Bleaching has struck all three regions of the world's largest coral reef system and is more widespread than ever, scientists from James Cook University in Queensland state said Tuesday.
The air surveys of 1,036 reefs in the past two weeks found bleached coral in the northern, central and southern areas, James Cook University professor Terry Hughes said.
"As summers grow hotter and hotter, we no longer need an El Nino event to trigger mass bleaching at the scale of the Great Barrier Reef," Hughes said. "Of the five events we have seen so far, only 1998 and 2016 occurred during El Nino conditions."
El Nino is a climate pattern that starts with a band of warm ocean water in the central and east-central Pacific around the equator and affects global weather.
The Great Barrier Reef is made up of 2,900 separate reefs and 900 islands.

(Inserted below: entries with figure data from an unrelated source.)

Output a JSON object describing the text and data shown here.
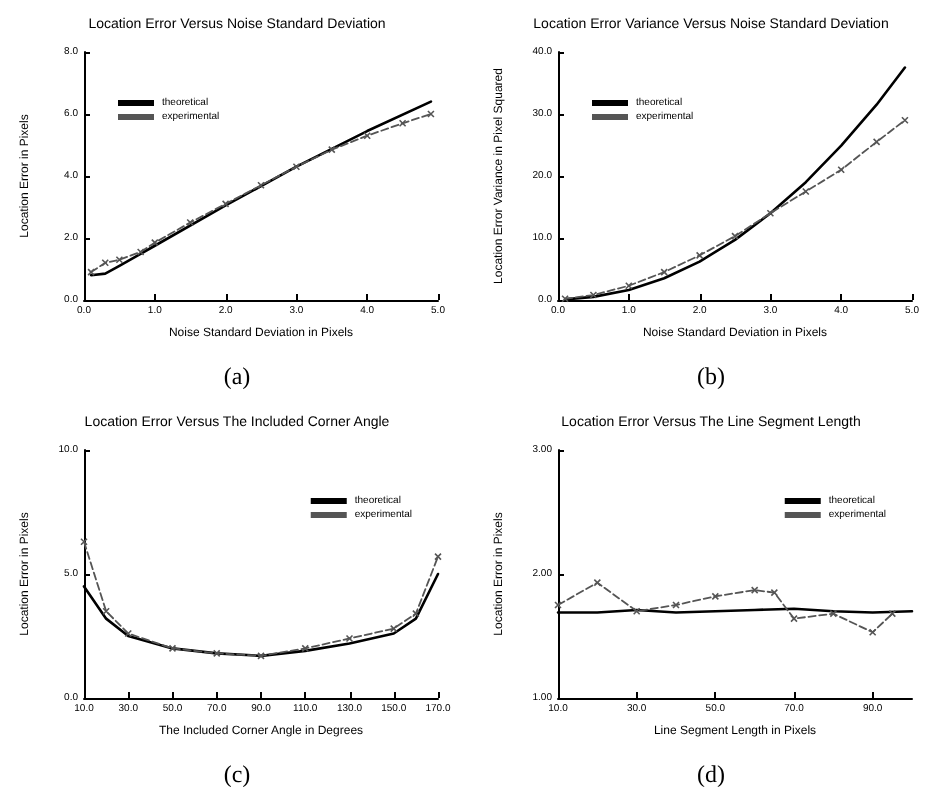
{
  "chart_data": [
    {
      "type": "line",
      "title": "Location Error Versus Noise Standard Deviation",
      "xlabel": "Noise Standard Deviation in Pixels",
      "ylabel": "Location Error in Pixels",
      "annotations": [
        "(a)"
      ],
      "xlim": [
        0,
        5
      ],
      "xticks": [
        {
          "value": 0,
          "label": "0.0"
        },
        {
          "value": 1,
          "label": "1.0"
        },
        {
          "value": 2,
          "label": "2.0"
        },
        {
          "value": 3,
          "label": "3.0"
        },
        {
          "value": 4,
          "label": "4.0"
        },
        {
          "value": 5,
          "label": "5.0"
        }
      ],
      "ylim": [
        0,
        8
      ],
      "yticks": [
        {
          "value": 0,
          "label": "0.0"
        },
        {
          "value": 2,
          "label": "2.0"
        },
        {
          "value": 4,
          "label": "4.0"
        },
        {
          "value": 6,
          "label": "6.0"
        },
        {
          "value": 8,
          "label": "8.0"
        }
      ],
      "legend": "top left",
      "grid": false,
      "series": [
        {
          "name": "theoretical",
          "color": "#000000",
          "line_style": "solid",
          "marker": "none",
          "x": [
            0.1,
            0.3,
            0.5,
            1.0,
            2.0,
            3.0,
            4.0,
            4.9
          ],
          "values": [
            0.8,
            0.85,
            1.1,
            1.75,
            3.05,
            4.3,
            5.45,
            6.4
          ]
        },
        {
          "name": "experimental",
          "color": "#555555",
          "line_style": "dashed",
          "marker": "cross",
          "x": [
            0.1,
            0.3,
            0.5,
            0.8,
            1.0,
            1.5,
            2.0,
            2.5,
            3.0,
            3.5,
            4.0,
            4.5,
            4.9
          ],
          "values": [
            0.9,
            1.2,
            1.3,
            1.55,
            1.85,
            2.5,
            3.1,
            3.7,
            4.3,
            4.85,
            5.3,
            5.7,
            6.0
          ]
        }
      ]
    },
    {
      "type": "line",
      "title": "Location Error Variance Versus Noise Standard Deviation",
      "xlabel": "Noise Standard Deviation in Pixels",
      "ylabel": "Location Error Variance in Pixel Squared",
      "annotations": [
        "(b)"
      ],
      "xlim": [
        0,
        5
      ],
      "xticks": [
        {
          "value": 0,
          "label": "0.0"
        },
        {
          "value": 1,
          "label": "1.0"
        },
        {
          "value": 2,
          "label": "2.0"
        },
        {
          "value": 3,
          "label": "3.0"
        },
        {
          "value": 4,
          "label": "4.0"
        },
        {
          "value": 5,
          "label": "5.0"
        }
      ],
      "ylim": [
        0,
        40
      ],
      "yticks": [
        {
          "value": 0,
          "label": "0.0"
        },
        {
          "value": 10,
          "label": "10.0"
        },
        {
          "value": 20,
          "label": "20.0"
        },
        {
          "value": 30,
          "label": "30.0"
        },
        {
          "value": 40,
          "label": "40.0"
        }
      ],
      "legend": "top left",
      "grid": false,
      "series": [
        {
          "name": "theoretical",
          "color": "#000000",
          "line_style": "solid",
          "marker": "none",
          "x": [
            0.1,
            0.5,
            1.0,
            1.5,
            2.0,
            2.5,
            3.0,
            3.5,
            4.0,
            4.5,
            4.9
          ],
          "values": [
            0.1,
            0.5,
            1.6,
            3.5,
            6.2,
            9.7,
            14.0,
            19.0,
            24.9,
            31.5,
            37.5
          ]
        },
        {
          "name": "experimental",
          "color": "#555555",
          "line_style": "dashed",
          "marker": "cross",
          "x": [
            0.1,
            0.5,
            1.0,
            1.5,
            2.0,
            2.5,
            3.0,
            3.5,
            4.0,
            4.5,
            4.9
          ],
          "values": [
            0.2,
            0.8,
            2.3,
            4.5,
            7.2,
            10.3,
            14.0,
            17.5,
            21.0,
            25.5,
            29.0
          ]
        }
      ]
    },
    {
      "type": "line",
      "title": "Location Error Versus The Included Corner Angle",
      "xlabel": "The Included Corner Angle in Degrees",
      "ylabel": "Location Error in Pixels",
      "annotations": [
        "(c)"
      ],
      "xlim": [
        10,
        170
      ],
      "xticks": [
        {
          "value": 10,
          "label": "10.0"
        },
        {
          "value": 30,
          "label": "30.0"
        },
        {
          "value": 50,
          "label": "50.0"
        },
        {
          "value": 70,
          "label": "70.0"
        },
        {
          "value": 90,
          "label": "90.0"
        },
        {
          "value": 110,
          "label": "110.0"
        },
        {
          "value": 130,
          "label": "130.0"
        },
        {
          "value": 150,
          "label": "150.0"
        },
        {
          "value": 170,
          "label": "170.0"
        }
      ],
      "ylim": [
        0,
        10
      ],
      "yticks": [
        {
          "value": 0,
          "label": "0.0"
        },
        {
          "value": 5,
          "label": "5.0"
        },
        {
          "value": 10,
          "label": "10.0"
        }
      ],
      "legend": "top right",
      "grid": false,
      "series": [
        {
          "name": "theoretical",
          "color": "#000000",
          "line_style": "solid",
          "marker": "none",
          "x": [
            10,
            20,
            30,
            50,
            70,
            90,
            110,
            130,
            150,
            160,
            170
          ],
          "values": [
            4.5,
            3.2,
            2.5,
            2.0,
            1.8,
            1.7,
            1.9,
            2.2,
            2.6,
            3.2,
            5.0
          ]
        },
        {
          "name": "experimental",
          "color": "#555555",
          "line_style": "dashed",
          "marker": "cross",
          "x": [
            10,
            20,
            30,
            50,
            70,
            90,
            110,
            130,
            150,
            160,
            170
          ],
          "values": [
            6.3,
            3.5,
            2.6,
            2.0,
            1.8,
            1.7,
            2.0,
            2.4,
            2.8,
            3.4,
            5.7
          ]
        }
      ]
    },
    {
      "type": "line",
      "title": "Location Error Versus The Line Segment Length",
      "xlabel": "Line Segment Length in Pixels",
      "ylabel": "Location Error in Pixels",
      "annotations": [
        "(d)"
      ],
      "xlim": [
        10,
        100
      ],
      "xticks": [
        {
          "value": 10,
          "label": "10.0"
        },
        {
          "value": 30,
          "label": "30.0"
        },
        {
          "value": 50,
          "label": "50.0"
        },
        {
          "value": 70,
          "label": "70.0"
        },
        {
          "value": 90,
          "label": "90.0"
        }
      ],
      "ylim": [
        1,
        3
      ],
      "yticks": [
        {
          "value": 1,
          "label": "1.00"
        },
        {
          "value": 2,
          "label": "2.00"
        },
        {
          "value": 3,
          "label": "3.00"
        }
      ],
      "legend": "top right",
      "grid": false,
      "series": [
        {
          "name": "theoretical",
          "color": "#000000",
          "line_style": "solid",
          "marker": "none",
          "x": [
            10,
            20,
            30,
            40,
            50,
            60,
            70,
            80,
            90,
            100
          ],
          "values": [
            1.69,
            1.69,
            1.71,
            1.69,
            1.7,
            1.71,
            1.72,
            1.7,
            1.69,
            1.7
          ]
        },
        {
          "name": "experimental",
          "color": "#555555",
          "line_style": "dashed",
          "marker": "cross",
          "x": [
            10,
            20,
            30,
            40,
            50,
            60,
            65,
            70,
            80,
            90,
            95
          ],
          "values": [
            1.75,
            1.93,
            1.7,
            1.75,
            1.82,
            1.87,
            1.85,
            1.64,
            1.68,
            1.53,
            1.68
          ]
        }
      ]
    }
  ]
}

It is unable to recover because there is not enough time between bleaching events.
"We have already seen the first example of back-to-back bleaching — in the consecutive summers of 2016 and 2017," Hughes said, adding that the number of reefs spared from bleaching is shrinking as it becomes more widespread.
He said underwater surveys will be carried out later in the year to assess the extent of damage.

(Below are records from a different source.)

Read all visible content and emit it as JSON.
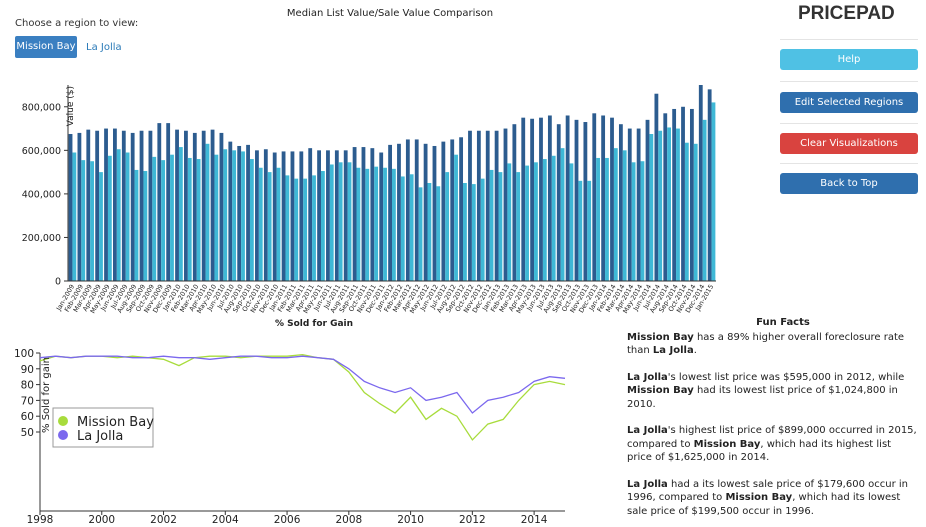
{
  "header": {
    "prompt": "Choose a region to view:",
    "regions": [
      "Mission Bay",
      "La Jolla"
    ],
    "brand": "PRICEPAD"
  },
  "buttons": [
    "Help",
    "Edit Selected Regions",
    "Clear Visualizations",
    "Back to Top"
  ],
  "chart_data": [
    {
      "type": "bar",
      "title": "Median List Value/Sale Value Comparison",
      "ylabel": "Value ($)",
      "xlabel": "% Sold for Gain",
      "categories": [
        "Jan-2009",
        "Feb-2009",
        "Mar-2009",
        "Apr-2009",
        "May-2009",
        "Jun-2009",
        "Jul-2009",
        "Aug-2009",
        "Sep-2009",
        "Oct-2009",
        "Nov-2009",
        "Dec-2009",
        "Jan-2010",
        "Feb-2010",
        "Mar-2010",
        "Apr-2010",
        "May-2010",
        "Jun-2010",
        "Jul-2010",
        "Aug-2010",
        "Sep-2010",
        "Oct-2010",
        "Nov-2010",
        "Dec-2010",
        "Jan-2011",
        "Feb-2011",
        "Mar-2011",
        "Apr-2011",
        "May-2011",
        "Jun-2011",
        "Jul-2011",
        "Aug-2011",
        "Sep-2011",
        "Oct-2011",
        "Nov-2011",
        "Dec-2011",
        "Jan-2012",
        "Feb-2012",
        "Mar-2012",
        "Apr-2012",
        "May-2012",
        "Jun-2012",
        "Jul-2012",
        "Aug-2012",
        "Sep-2012",
        "Oct-2012",
        "Nov-2012",
        "Dec-2012",
        "Jan-2013",
        "Feb-2013",
        "Mar-2013",
        "Apr-2013",
        "May-2013",
        "Jun-2013",
        "Jul-2013",
        "Aug-2013",
        "Sep-2013",
        "Oct-2013",
        "Nov-2013",
        "Dec-2013",
        "Jan-2014",
        "Feb-2014",
        "Mar-2014",
        "Apr-2014",
        "May-2014",
        "Jun-2014",
        "Jul-2014",
        "Aug-2014",
        "Sep-2014",
        "Oct-2014",
        "Nov-2014",
        "Dec-2014",
        "Jan-2015"
      ],
      "series": [
        {
          "color": "#2c5c8f",
          "values": [
            675000,
            680000,
            695000,
            690000,
            700000,
            700000,
            690000,
            680000,
            690000,
            690000,
            725000,
            725000,
            695000,
            690000,
            680000,
            690000,
            695000,
            680000,
            640000,
            620000,
            625000,
            600000,
            605000,
            590000,
            595000,
            595000,
            595000,
            610000,
            600000,
            600000,
            600000,
            600000,
            615000,
            615000,
            610000,
            590000,
            625000,
            630000,
            650000,
            650000,
            630000,
            620000,
            640000,
            650000,
            660000,
            690000,
            690000,
            690000,
            690000,
            700000,
            720000,
            750000,
            745000,
            750000,
            760000,
            720000,
            760000,
            740000,
            730000,
            770000,
            760000,
            750000,
            720000,
            700000,
            700000,
            740000,
            860000,
            770000,
            790000,
            800000,
            790000,
            900000,
            880000
          ]
        },
        {
          "color": "#3fb8d6",
          "values": [
            590000,
            555000,
            550000,
            500000,
            575000,
            605000,
            590000,
            510000,
            505000,
            570000,
            555000,
            580000,
            615000,
            565000,
            560000,
            630000,
            580000,
            605000,
            600000,
            595000,
            560000,
            520000,
            500000,
            520000,
            485000,
            470000,
            470000,
            485000,
            505000,
            535000,
            545000,
            545000,
            520000,
            515000,
            525000,
            520000,
            515000,
            480000,
            490000,
            430000,
            450000,
            435000,
            500000,
            580000,
            450000,
            445000,
            470000,
            510000,
            500000,
            540000,
            500000,
            530000,
            545000,
            560000,
            575000,
            610000,
            540000,
            460000,
            460000,
            565000,
            565000,
            610000,
            600000,
            545000,
            550000,
            675000,
            690000,
            705000,
            700000,
            635000,
            630000,
            740000,
            820000
          ]
        }
      ],
      "ylim": [
        0,
        900000
      ],
      "yticks": [
        0,
        {
          "value": 200000,
          "label": "200,000"
        },
        {
          "value": 400000,
          "label": "400,000"
        },
        {
          "value": 600000,
          "label": "600,000"
        },
        {
          "value": 800000,
          "label": "800,000"
        }
      ]
    },
    {
      "type": "line",
      "ylabel": "% Sold for gain",
      "x": [
        1998,
        1998.5,
        1999,
        1999.5,
        2000,
        2000.5,
        2001,
        2001.5,
        2002,
        2002.5,
        2003,
        2003.5,
        2004,
        2004.5,
        2005,
        2005.5,
        2006,
        2006.5,
        2007,
        2007.5,
        2008,
        2008.5,
        2009,
        2009.5,
        2010,
        2010.5,
        2011,
        2011.5,
        2012,
        2012.5,
        2013,
        2013.5,
        2014,
        2014.5,
        2015
      ],
      "series": [
        {
          "name": "Mission Bay",
          "color": "#a8dc3c",
          "values": [
            95,
            98,
            97,
            98,
            98,
            97,
            98,
            97,
            96,
            92,
            97,
            98,
            98,
            97,
            98,
            98,
            98,
            99,
            97,
            96,
            88,
            75,
            68,
            62,
            72,
            58,
            65,
            60,
            45,
            55,
            58,
            70,
            80,
            82,
            80
          ]
        },
        {
          "name": "La Jolla",
          "color": "#7b68ee",
          "values": [
            97,
            98,
            97,
            98,
            98,
            98,
            97,
            97,
            98,
            97,
            97,
            96,
            97,
            98,
            98,
            97,
            97,
            98,
            97,
            96,
            90,
            82,
            78,
            75,
            78,
            70,
            72,
            75,
            62,
            70,
            72,
            75,
            82,
            85,
            84
          ]
        }
      ],
      "xlim": [
        1998,
        2015
      ],
      "xticks": [
        1998,
        2000,
        2002,
        2004,
        2006,
        2008,
        2010,
        2012,
        2014
      ],
      "ylim": [
        0,
        100
      ],
      "yticks": [
        50,
        60,
        70,
        80,
        90,
        100
      ],
      "legend": "lower-left"
    }
  ],
  "fun_facts": {
    "title": "Fun Facts",
    "paragraphs": [
      [
        {
          "strong": "Mission Bay"
        },
        {
          "text": " has a 89% higher overall foreclosure rate than "
        },
        {
          "strong": "La Jolla"
        },
        {
          "text": "."
        }
      ],
      [
        {
          "strong": "La Jolla"
        },
        {
          "text": "'s lowest list price was $595,000 in 2012, while "
        },
        {
          "strong": "Mission Bay"
        },
        {
          "text": " had its lowest list price of $1,024,800 in 2010."
        }
      ],
      [
        {
          "strong": "La Jolla"
        },
        {
          "text": "'s highest list price of $899,000 occurred in 2015, compared to "
        },
        {
          "strong": "Mission Bay"
        },
        {
          "text": ", which had its highest list price of $1,625,000 in 2014."
        }
      ],
      [
        {
          "strong": "La Jolla"
        },
        {
          "text": " had a its lowest sale price of $179,600 occur in 1996, compared to "
        },
        {
          "strong": "Mission Bay"
        },
        {
          "text": ", which had its lowest sale price of $199,500 occur in 1996."
        }
      ]
    ]
  }
}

In early March, David Wachenfeld, chief scientist at the Great Barrier Reef Marine Park Authority, said the reef was facing a critical period of heat stress over the coming weeks following the most widespread coral bleaching the natural wonder has ever endured.

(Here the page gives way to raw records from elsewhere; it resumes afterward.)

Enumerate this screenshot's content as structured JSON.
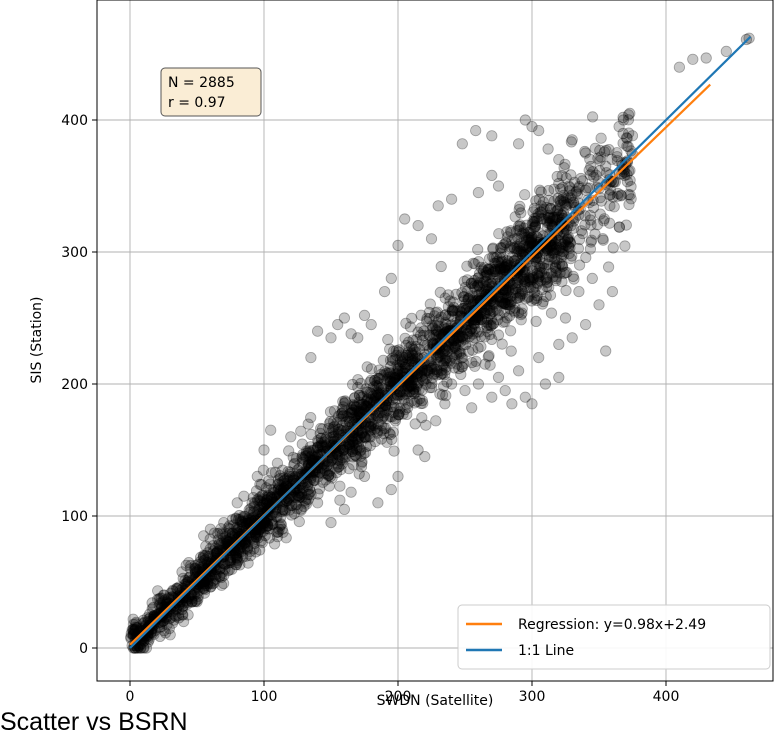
{
  "caption": "Scatter vs BSRN",
  "chart_data": {
    "type": "scatter",
    "xlabel": "SWDN (Satellite)",
    "ylabel": "SIS (Station)",
    "xlim": [
      -20,
      475
    ],
    "ylim": [
      -20,
      485
    ],
    "xticks": [
      0,
      100,
      200,
      300,
      400
    ],
    "yticks": [
      0,
      100,
      200,
      300,
      400
    ],
    "grid": true,
    "legend_position": "lower-right",
    "stats_box": {
      "n_text": "N = 2885",
      "r_text": "r = 0.97"
    },
    "n_points": 2885,
    "point_color": "#000000",
    "point_opacity": 0.22,
    "series": [
      {
        "name": "Regression: y=0.98x+2.49",
        "type": "line",
        "color": "#ff7f0e",
        "slope": 0.98,
        "intercept": 2.49,
        "x_range": [
          0,
          433
        ]
      },
      {
        "name": "1:1 Line",
        "type": "line",
        "color": "#1f77b4",
        "slope": 1.0,
        "intercept": 0,
        "x_range": [
          0,
          463
        ]
      }
    ],
    "outlier_points": [
      [
        462,
        462
      ],
      [
        460,
        461
      ],
      [
        445,
        452
      ],
      [
        430,
        447
      ],
      [
        420,
        446
      ],
      [
        410,
        440
      ],
      [
        373,
        405
      ],
      [
        368,
        402
      ],
      [
        365,
        395
      ],
      [
        375,
        388
      ],
      [
        370,
        368
      ],
      [
        248,
        382
      ],
      [
        258,
        392
      ],
      [
        270,
        388
      ],
      [
        290,
        382
      ],
      [
        295,
        400
      ],
      [
        300,
        395
      ],
      [
        305,
        392
      ],
      [
        312,
        378
      ],
      [
        320,
        370
      ],
      [
        330,
        385
      ],
      [
        340,
        375
      ],
      [
        355,
        365
      ],
      [
        270,
        358
      ],
      [
        275,
        350
      ],
      [
        260,
        345
      ],
      [
        240,
        340
      ],
      [
        230,
        335
      ],
      [
        215,
        320
      ],
      [
        205,
        325
      ],
      [
        225,
        310
      ],
      [
        200,
        305
      ],
      [
        195,
        280
      ],
      [
        190,
        270
      ],
      [
        140,
        240
      ],
      [
        150,
        235
      ],
      [
        160,
        250
      ],
      [
        165,
        238
      ],
      [
        180,
        245
      ],
      [
        135,
        220
      ],
      [
        170,
        235
      ],
      [
        175,
        252
      ],
      [
        155,
        245
      ],
      [
        235,
        185
      ],
      [
        240,
        200
      ],
      [
        250,
        195
      ],
      [
        255,
        182
      ],
      [
        260,
        200
      ],
      [
        270,
        190
      ],
      [
        285,
        185
      ],
      [
        295,
        190
      ],
      [
        300,
        185
      ],
      [
        310,
        200
      ],
      [
        320,
        205
      ],
      [
        320,
        230
      ],
      [
        330,
        235
      ],
      [
        340,
        245
      ],
      [
        350,
        260
      ],
      [
        360,
        270
      ],
      [
        335,
        270
      ],
      [
        345,
        280
      ],
      [
        325,
        250
      ],
      [
        355,
        225
      ],
      [
        290,
        210
      ],
      [
        280,
        195
      ],
      [
        275,
        205
      ],
      [
        265,
        215
      ],
      [
        305,
        220
      ],
      [
        185,
        110
      ],
      [
        195,
        120
      ],
      [
        200,
        130
      ],
      [
        175,
        130
      ],
      [
        215,
        150
      ],
      [
        220,
        145
      ],
      [
        150,
        95
      ],
      [
        140,
        110
      ],
      [
        160,
        105
      ],
      [
        165,
        118
      ],
      [
        100,
        150
      ],
      [
        110,
        140
      ],
      [
        95,
        130
      ],
      [
        120,
        160
      ],
      [
        105,
        165
      ],
      [
        80,
        110
      ],
      [
        85,
        115
      ],
      [
        60,
        90
      ],
      [
        55,
        85
      ],
      [
        70,
        95
      ],
      [
        30,
        10
      ],
      [
        40,
        20
      ],
      [
        50,
        35
      ],
      [
        70,
        55
      ],
      [
        90,
        70
      ],
      [
        20,
        25
      ],
      [
        35,
        45
      ],
      [
        25,
        40
      ],
      [
        45,
        60
      ],
      [
        15,
        20
      ]
    ]
  }
}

The authority, the government agency that manages the coral expanse off northeast Australia, said ocean temperatures over the next month would be crucial to how the reef recovers from heat-induced bleaching.
"The forecasts ... indicate that we can expect ongoing levels of thermal stress for at least the next two weeks and maybe three or four weeks," Wachenfeld said in a weekly update on the reef's health.
"So this still is a critical time for the reef and it is the weather conditions over the next two to four weeks that will determine the final outcome," he said.
Ocean temperatures across most of the reef were 0.5 to 1.5 degrees Celsius (0.9 to 2.7 degrees Fahrenheit) above the March average.
In parts of the marine park in the south close to shore that avoided the ravages of previous bleachings, ocean temperatures were 2 to 3 degrees Celsius (3.6 to 5.4 degrees Fahrenheit) above average.
The authority had received 250 reports of sightings of bleached coral due to elevated ocean temperatures during an unusually hot February.
The 345,400-square kilometer (133,360-square mile) World Heritage-listed colorful coral network has been devastated by four coral bleaching events since 1998. The most deadly were the most recent, in those consecutive summers of 2016 and 2017.